Тепла все не было, словно война задержала и весну, в конце марта после оттепели закружили метели, по утрам выплывало желтое холодное солнце, не хотелось вставать, она смотрела на мадонну с цветком и на голенького младенца, они сидели в тепле и лете, хоть бы на часок туда, чтобы согрелся мой сыночек…
…Нина отложила книгу, пошла ложиться, но уснуть не могла, нестерпимо хотелось есть, и она опять встала, зажгла фитилек, пошла к буфету. Она знала, что там ничего нет, но все-таки пошарила за дверцами, нащупала детский хлеб, завернула его еще и в полотенце, боялась, что он подсохнет и потеряет в весе. Потом распахнула нижние створки буфета, в лицо пахнуло мучным запахом, хотя муки не могло быть, но она все равно поискала — хоть бы картофелина или луковка… Пальцы утонули в мягком, она вытянула небольшой мешочек, развязала его. В мешочке оказались отруби, рыжие хлопья без признака муки, Нина не знала, для чего они и можно ли их трогать. Наконец решилась: густо замешала отруби на воде, забыв посолить, слепила несколько лепешек, выложила на маленькую сковородку, сунула прямо в печь, на угли, часто заглядывала туда — не сгорели бы! — обжигая руки, вытащила. Лепешки не снимались со сковороды, тут же рассыпались, она стала есть и ложкой. Они горчили, были пресными, но Нина все же поела, чувствуя не сытость, а тяжесть в желудке.

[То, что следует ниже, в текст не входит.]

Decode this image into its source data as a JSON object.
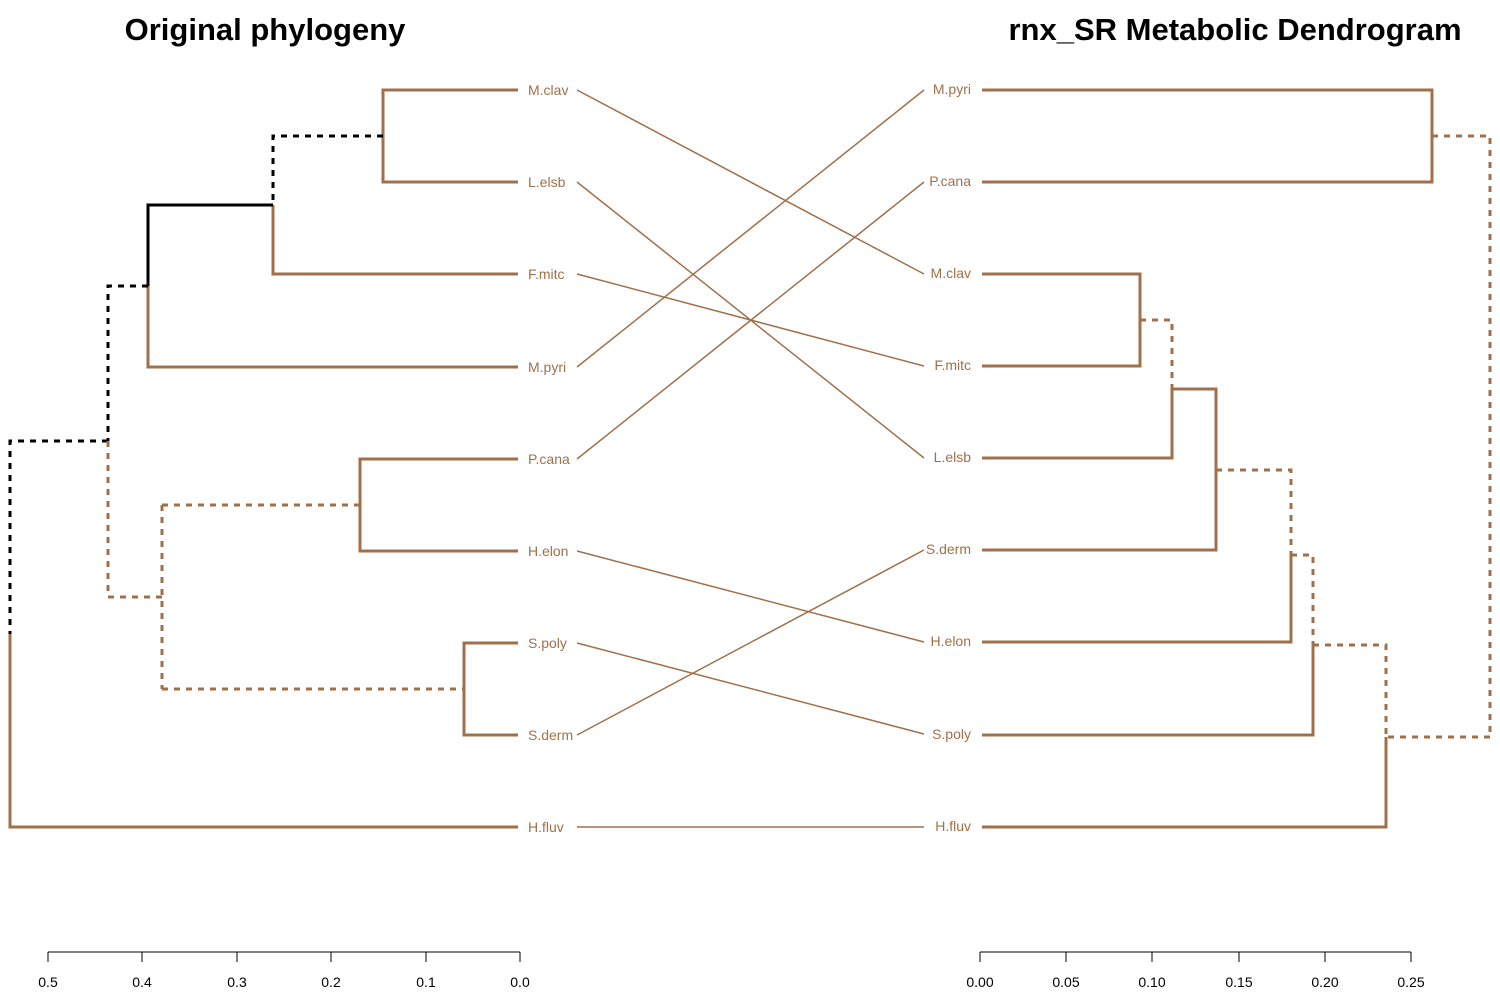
{
  "colors": {
    "brown": "#A0704A",
    "black": "#000000"
  },
  "left": {
    "title": "Original phylogeny",
    "leaves": [
      "M.clav",
      "L.elsb",
      "F.mitc",
      "M.pyri",
      "P.cana",
      "H.elon",
      "S.poly",
      "S.derm",
      "H.fluv"
    ],
    "axis": {
      "ticks": [
        "0.5",
        "0.4",
        "0.3",
        "0.2",
        "0.1",
        "0.0"
      ]
    }
  },
  "right": {
    "title": "rnx_SR Metabolic Dendrogram",
    "leaves": [
      "M.pyri",
      "P.cana",
      "M.clav",
      "F.mitc",
      "L.elsb",
      "S.derm",
      "H.elon",
      "S.poly",
      "H.fluv"
    ],
    "axis": {
      "ticks": [
        "0.00",
        "0.05",
        "0.10",
        "0.15",
        "0.20",
        "0.25"
      ]
    }
  }
}
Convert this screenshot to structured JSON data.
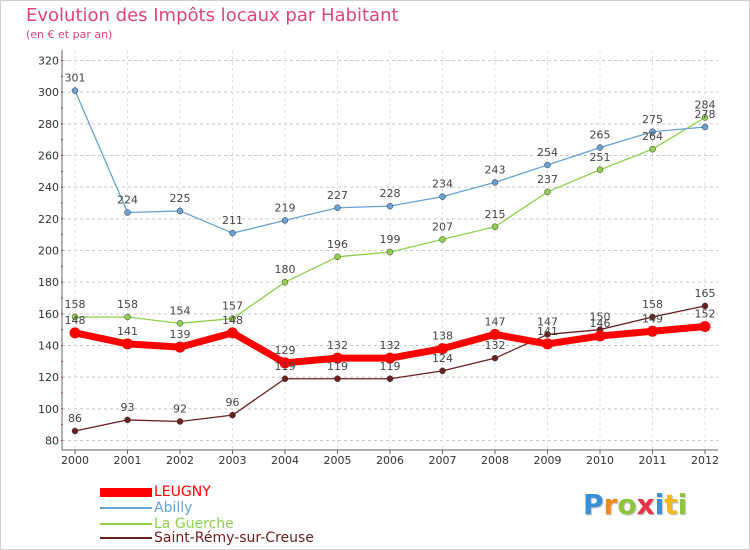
{
  "chart_data": {
    "type": "line",
    "title": "Evolution des Impôts locaux par Habitant",
    "subtitle": "(en € et par an)",
    "xlabel": "",
    "ylabel": "",
    "ylim": [
      80,
      320
    ],
    "ytick_step": 20,
    "grid": "horizontal dashed",
    "legend_position": "bottom-left",
    "x": [
      "2000",
      "2001",
      "2002",
      "2003",
      "2004",
      "2005",
      "2006",
      "2007",
      "2008",
      "2009",
      "2010",
      "2011",
      "2012"
    ],
    "series": [
      {
        "name": "Saint-Rémy-sur-Creuse",
        "color": "#6b1f1f",
        "values": [
          86,
          93,
          92,
          96,
          119,
          119,
          119,
          124,
          132,
          147,
          150,
          158,
          165
        ]
      },
      {
        "name": "La Guerche",
        "color": "#8fd14f",
        "values": [
          158,
          158,
          154,
          157,
          180,
          196,
          199,
          207,
          215,
          237,
          251,
          264,
          284
        ]
      },
      {
        "name": "Abilly",
        "color": "#6aa2d4",
        "values": [
          301,
          224,
          225,
          211,
          219,
          227,
          228,
          234,
          243,
          254,
          265,
          275,
          278
        ]
      },
      {
        "name": "LEUGNY",
        "color": "#ff0000",
        "values": [
          148,
          141,
          139,
          148,
          129,
          132,
          132,
          138,
          147,
          141,
          146,
          149,
          152
        ]
      }
    ]
  },
  "legend": [
    {
      "name": "LEUGNY",
      "color": "#ff0000"
    },
    {
      "name": "Abilly",
      "color": "#6aa2d4"
    },
    {
      "name": "La Guerche",
      "color": "#8fd14f"
    },
    {
      "name": "Saint-Rémy-sur-Creuse",
      "color": "#6b1f1f"
    }
  ],
  "logo": {
    "letters": [
      "P",
      "r",
      "o",
      "x",
      "i",
      "t",
      "i"
    ],
    "colors": [
      "#3a8fd9",
      "#f08a1c",
      "#8cc63f",
      "#e8324a",
      "#3a8fd9",
      "#f0b81c",
      "#8cc63f"
    ]
  }
}
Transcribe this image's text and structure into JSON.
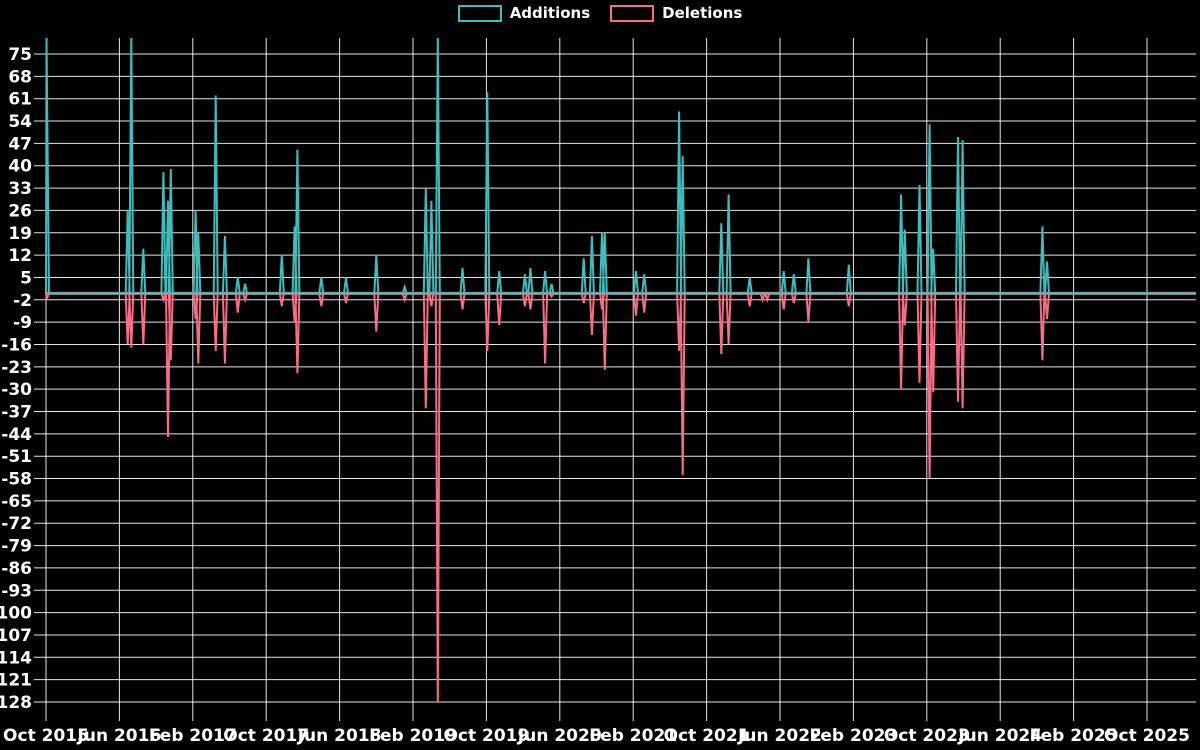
{
  "legend": {
    "additions_label": "Additions",
    "deletions_label": "Deletions",
    "position": "top-center"
  },
  "colors": {
    "background": "#000000",
    "grid": "#ffffff",
    "text": "#ffffff",
    "additions": "#3fbcbc",
    "deletions": "#f76d85",
    "zero_baseline": "#7fa3a6"
  },
  "chart_data": {
    "type": "line",
    "title": "",
    "xlabel": "",
    "ylabel": "",
    "grid": true,
    "legend_position": "top-center",
    "x_axis": {
      "start": "Oct 2015",
      "end": "Oct 2025",
      "months_between_ticks": 8,
      "tick_labels": [
        "Oct 2015",
        "Jun 2016",
        "Feb 2017",
        "Oct 2017",
        "Jun 2018",
        "Feb 2019",
        "Oct 2019",
        "Jun 2020",
        "Feb 2021",
        "Oct 2021",
        "Jun 2022",
        "Feb 2023",
        "Oct 2023",
        "Jun 2024",
        "Feb 2025",
        "Oct 2025"
      ]
    },
    "y_axis": {
      "min": -128,
      "max": 75,
      "step": 7,
      "ticks": [
        75,
        68,
        61,
        54,
        47,
        40,
        33,
        26,
        19,
        12,
        5,
        -2,
        -9,
        -16,
        -23,
        -30,
        -37,
        -44,
        -51,
        -58,
        -65,
        -72,
        -79,
        -86,
        -93,
        -100,
        -107,
        -114,
        -121,
        -128
      ]
    },
    "note": "x values are months after Oct 2015; baseline is 0 between spikes. Values of 80 are spikes clipped at the top of the plot (true value above axis range).",
    "series": [
      {
        "name": "Additions",
        "points": [
          [
            0,
            80
          ],
          [
            8.9,
            26
          ],
          [
            9.3,
            80
          ],
          [
            10.6,
            14
          ],
          [
            12.8,
            38
          ],
          [
            13.3,
            29
          ],
          [
            13.6,
            39
          ],
          [
            16.3,
            26
          ],
          [
            16.6,
            19
          ],
          [
            18.5,
            62
          ],
          [
            19.5,
            18
          ],
          [
            20.9,
            5
          ],
          [
            21.7,
            3
          ],
          [
            25.7,
            12
          ],
          [
            27.1,
            21
          ],
          [
            27.4,
            45
          ],
          [
            30,
            5
          ],
          [
            32.7,
            5
          ],
          [
            36,
            12
          ],
          [
            39.1,
            2
          ],
          [
            41.4,
            33
          ],
          [
            42,
            29
          ],
          [
            42.7,
            80
          ],
          [
            45.4,
            8
          ],
          [
            48.1,
            63
          ],
          [
            49.4,
            7
          ],
          [
            52.2,
            6
          ],
          [
            52.8,
            8
          ],
          [
            54.4,
            7
          ],
          [
            55.1,
            3
          ],
          [
            58.6,
            11
          ],
          [
            59.5,
            18
          ],
          [
            60.6,
            19
          ],
          [
            60.9,
            19
          ],
          [
            64.3,
            7
          ],
          [
            65.2,
            6
          ],
          [
            69,
            57
          ],
          [
            69.4,
            43
          ],
          [
            73.6,
            22
          ],
          [
            74.4,
            31
          ],
          [
            76.7,
            5
          ],
          [
            80.4,
            7
          ],
          [
            81.5,
            6
          ],
          [
            83.1,
            11
          ],
          [
            87.5,
            9
          ],
          [
            93.2,
            31
          ],
          [
            93.6,
            20
          ],
          [
            95.2,
            34
          ],
          [
            96.3,
            53
          ],
          [
            96.7,
            14
          ],
          [
            99.4,
            49
          ],
          [
            99.9,
            48
          ],
          [
            108.6,
            21
          ],
          [
            109.1,
            10
          ]
        ]
      },
      {
        "name": "Deletions",
        "points": [
          [
            0,
            -2
          ],
          [
            8.9,
            -16
          ],
          [
            9.3,
            -17
          ],
          [
            10.6,
            -16
          ],
          [
            12.8,
            -2
          ],
          [
            13.3,
            -45
          ],
          [
            13.6,
            -21
          ],
          [
            16.3,
            -8
          ],
          [
            16.6,
            -22
          ],
          [
            18.5,
            -18
          ],
          [
            19.5,
            -22
          ],
          [
            20.9,
            -6
          ],
          [
            21.7,
            -2
          ],
          [
            25.7,
            -4
          ],
          [
            27.1,
            -9
          ],
          [
            27.4,
            -25
          ],
          [
            30,
            -4
          ],
          [
            32.7,
            -3
          ],
          [
            36,
            -12
          ],
          [
            39.1,
            -2
          ],
          [
            41.4,
            -36
          ],
          [
            42,
            -4
          ],
          [
            42.7,
            -128
          ],
          [
            45.4,
            -5
          ],
          [
            48.1,
            -18
          ],
          [
            49.4,
            -10
          ],
          [
            52.2,
            -4
          ],
          [
            52.8,
            -5
          ],
          [
            54.4,
            -22
          ],
          [
            55.1,
            -1
          ],
          [
            58.6,
            -3
          ],
          [
            59.5,
            -13
          ],
          [
            60.6,
            -5
          ],
          [
            60.9,
            -24
          ],
          [
            64.3,
            -7
          ],
          [
            65.2,
            -6
          ],
          [
            69,
            -18
          ],
          [
            69.4,
            -57
          ],
          [
            73.6,
            -19
          ],
          [
            74.4,
            -16
          ],
          [
            76.7,
            -4
          ],
          [
            78.1,
            -2
          ],
          [
            78.6,
            -2
          ],
          [
            80.4,
            -5
          ],
          [
            81.5,
            -3
          ],
          [
            83.1,
            -9
          ],
          [
            87.5,
            -4
          ],
          [
            93.2,
            -30
          ],
          [
            93.6,
            -10
          ],
          [
            95.2,
            -28
          ],
          [
            96.3,
            -58
          ],
          [
            96.7,
            -31
          ],
          [
            99.4,
            -34
          ],
          [
            99.9,
            -36
          ],
          [
            108.6,
            -21
          ],
          [
            109.1,
            -8
          ]
        ]
      }
    ]
  }
}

Плита быстро остывала, по ногам ходил холод, она сидела, смотрела на фитилек, старалась придумать что-нибудь, ведь досок оставалось на два-три дня, не больше.
Ипполитовна спала, тихо всхрапывая, и Нина ре-, шилась. Оделась, повязала платок, завалила сына одеялами, оставив гнездышко для дыханий. Разыскала в сенях веревку, прихватила, толстые трехпалые рукавицы и вышла.
В небе бежали облака, сквозь них просачивалась луна, и казалось, это она бежит так быстро, катится по небу, спасаясь от рассвета. Но до рассвета было еще далеко.
Нина поднялась на мост, тронула толстые деревянные брусья перил, но они были заделаны намертво, оторвать их было невозможно. Она пошла по пустой ночной улице, за хлебным ларьком свернула в переулок, шла, заглядывая во дворы, укрытые — снегом, — надеялась, что, может быть, где-то удастся подобрать доску или полено, но где и кто мог бы уронить, потерять дрова в эту длинную зиму? Вернуться с пустыми руками она тоже не могла, дома простуженный ребенок, и лучше уж сесть прямо тут и замерзнуть… Он не должен погибнуть, иначе зачем же все эти страдания и скитания? Все-все, даже сама жизнь тогда потеряет смысл.